Using two great examples from history, Chamberlain suggests that concerning stories, there needs to be a balance between reality and imagination, the real and the believed. His first story outlines the way the Gitksan people fought for their land by ceremoniously telling the courts of a story where the great grizzly bear Mediik brought down the mountain and buried the river. In addition to this historical retelling, the Gitksan people decided to confirm their legendary story with geologic evidence dating the debris under the earth of their town to match the material at the top of the mountain. While the courts saw this geologic evidence as factually stable and convincing, the Gitksan people were disheartened that the evidence was not taken alongside the previous evidence provided. Within Gitksan understanding of storytelling, what seemed to back their story was a tradition of performance as well as a history of events; reality and literary imagination (Chamberlain 198). According to Chamberlain in the previous chapter, the Gitksan’s legend should have been just as valid because the ceremonies of belief that bring about a revelation of reality are just as valid as any “truth” or “factual” evidence (208). These stories and legends chronicle historical events and create a sense of order, not in a scientific way, but in a faithful way (201).
This idea of faithful observation versus factual observation is illustrated in the second story Chamberlain tells, of two painters creating an entirely different picture of a boat on water. The first painter strives to paint “truthfully”, and goes off of the knowledge she has of the boat, such as the fact that it has exactly 27 portholes. The second painter paints what he can see, which is 7 portholes. Both paintings are credible because of the truth that lies within each observation. Both portraits are true in that they each tell a certain type of truth (222)
Chamberlain presents these examples in order to begin bridging the gap between “them” and “us”, claiming the common ground between facts of experience and the formalities of expression can both coexist, just like borders must be crossed, as well as acknowledged when it comes to storytelling and art itself (223). Once this is recognized in our own culture, we are able to recognize it in unfamiliar cultures as well, so that “the act of believing in these stories and ceremonies rather than in the particular belief itself” causes us to come together (224).
The idea that these stories and ceremonies offer a possibility of understanding the nature of belief through the correctness of names or more broadly, the correct use of language, has ties to Confucius’s “The Analects”. Chamberlain makes this distinct connection because he believes discipline is needed to better believe ritual and ceremonious acts. Hui Ching Chang briefly outlines some of Confucius’ principles. These principles once again suggest “when names are not used properly, language will not be used effectively” (224), but when they are used correctly, Chamberlain claims the ceremonial moment when we cross the border will occur, and ceremonies that would normally be questioned, such as communion, rock concerts with questionable lyrics (Red Hot Chili Peppers anyone?), and national anthems.
The two stories that make up Canada: our ceremonies, our contracts with one another, and our agreements between Aboriginals and Canadian settlers, are either a chronicle of events or a ceremony of belief.
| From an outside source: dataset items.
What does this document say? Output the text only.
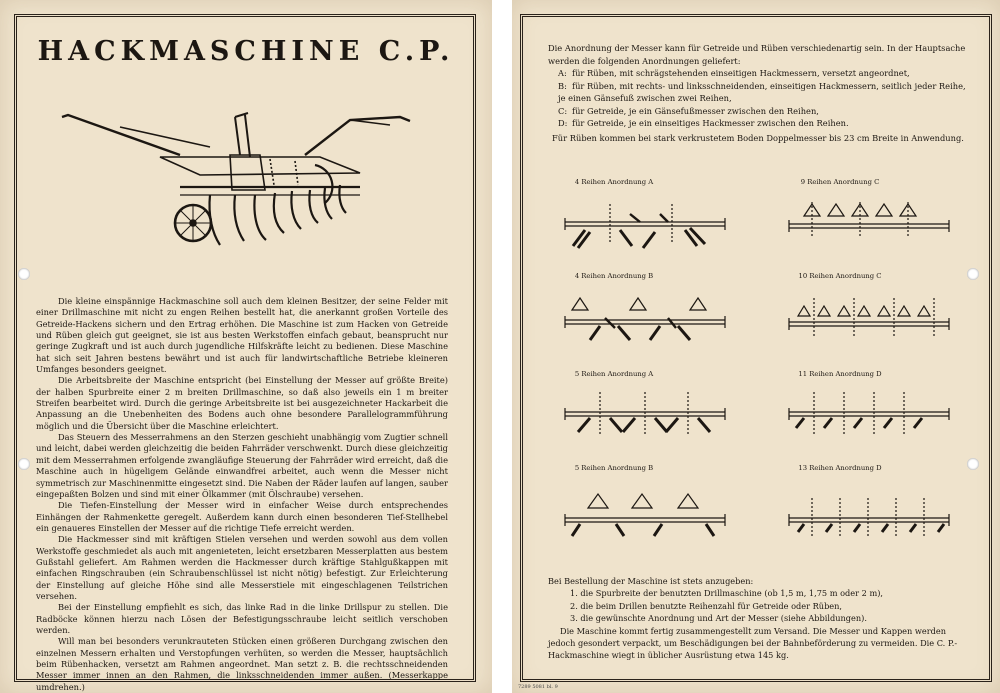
HACKMASCHINE C.P.

Die kleine einspännige Hackmaschine soll auch dem kleinen Besitzer, der seine Felder mit einer Drillmaschine mit nicht zu engen Reihen bestellt hat, die anerkannt großen Vorteile des Getreide-Hackens sichern und den Ertrag erhöhen. Die Maschine ist zum Hacken von Getreide und Rüben gleich gut geeignet, sie ist aus besten Werkstoffen einfach gebaut, beansprucht nur geringe Zugkraft und ist auch durch jugendliche Hilfskräfte leicht zu bedienen. Diese Maschine hat sich seit Jahren bestens bewährt und ist auch für landwirtschaftliche Betriebe kleineren Umfanges besonders geeignet.

Die Arbeitsbreite der Maschine entspricht (bei Einstellung der Messer auf größte Breite) der halben Spurbreite einer 2 m breiten Drillmaschine, so daß also jeweils ein 1 m breiter Streifen bearbeitet wird. Durch die geringe Arbeitsbreite ist bei ausgezeichneter Hackarbeit die Anpassung an die Unebenheiten des Bodens auch ohne besondere Parallelogrammführung möglich und die Übersicht über die Maschine erleichtert.

Das Steuern des Messerrahmens an den Sterzen geschieht unabhängig vom Zugtier schnell und leicht, dabei werden gleichzeitig die beiden Fahrräder verschwenkt. Durch diese gleichzeitig mit dem Messerrahmen erfolgende zwangläufige Steuerung der Fahrräder wird erreicht, daß die Maschine auch in hügeligem Gelände einwandfrei arbeitet, auch wenn die Messer nicht symmetrisch zur Maschinenmitte eingesetzt sind. Die Naben der Räder laufen auf langen, sauber eingepaßten Bolzen und sind mit einer Ölkammer (mit Ölschraube) versehen.

Die Tiefen-Einstellung der Messer wird in einfacher Weise durch entsprechendes Einhängen der Rahmenkette geregelt. Außerdem kann durch einen besonderen Tief-Stellhebel ein genaueres Einstellen der Messer auf die richtige Tiefe erreicht werden.

Die Hackmesser sind mit kräftigen Stielen versehen und werden sowohl aus dem vollen Werkstoffe geschmiedet als auch mit angenieteten, leicht ersetzbaren Messerplatten aus bestem Gußstahl geliefert. Am Rahmen werden die Hackmesser durch kräftige Stahlgußkappen mit einfachen Ringschrauben (ein Schraubenschlüssel ist nicht nötig) befestigt. Zur Erleichterung der Einstellung auf gleiche Höhe sind alle Messerstiele mit eingeschlagenen Teilstrichen versehen.

Bei der Einstellung empfiehlt es sich, das linke Rad in die linke Drillspur zu stellen. Die Radböcke können hierzu nach Lösen der Befestigungsschraube leicht seitlich verschoben werden.

Will man bei besonders verunkrauteten Stücken einen größeren Durchgang zwischen den einzelnen Messern erhalten und Verstopfungen verhüten, so werden die Messer, hauptsächlich beim Rübenhacken, versetzt am Rahmen angeordnet. Man setzt z. B. die rechtsschneidenden Messer immer innen an den Rahmen, die linksschneidenden immer außen. (Messerkappe umdrehen.)

Die Anordnung der Messer kann für Getreide und Rüben verschiedenartig sein. In der Hauptsache werden die folgenden Anordnungen geliefert:

A: für Rüben, mit schrägstehenden einseitigen Hackmessern, versetzt angeordnet,

B: für Rüben, mit rechts- und linksschneidenden, einseitigen Hackmessern, seitlich jeder Reihe, je einen Gänsefuß zwischen zwei Reihen,

C: für Getreide, je ein Gänsefußmesser zwischen den Reihen,

D: für Getreide, je ein einseitiges Hackmesser zwischen den Reihen.

Für Rüben kommen bei stark verkrustetem Boden Doppelmesser bis 23 cm Breite in Anwendung.

4 Reihen Anordnung A	9 Reihen Anordnung C
4 Reihen Anordnung B	10 Reihen Anordnung C
5 Reihen Anordnung A	11 Reihen Anordnung D
5 Reihen Anordnung B	13 Reihen Anordnung D

Bei Bestellung der Maschine ist stets anzugeben:

1. die Spurbreite der benutzten Drillmaschine (ob 1,5 m, 1,75 m oder 2 m),

2. die beim Drillen benutzte Reihenzahl für Getreide oder Rüben,

3. die gewünschte Anordnung und Art der Messer (siehe Abbildungen).

Die Maschine kommt fertig zusammengestellt zum Versand. Die Messer und Kappen werden jedoch gesondert verpackt, um Beschädigungen bei der Bahnbeförderung zu vermeiden. Die C. P.-Hackmaschine wiegt in üblicher Ausrüstung etwa 145 kg.

7289 5081 bl. 9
Both, according to Chamberlain are true, in that the two paintings of the boat are true, and both hold equal validity just as the Gatksan legend, as well as the scientific evidence, are useful. While Canada has a story title which is based on the settler story, Chamberlain suggests we must change the underlying title to “aboriginal title”, in order to constitute a new story, and change the way we see the origin of our nation, and the purpose of our nation.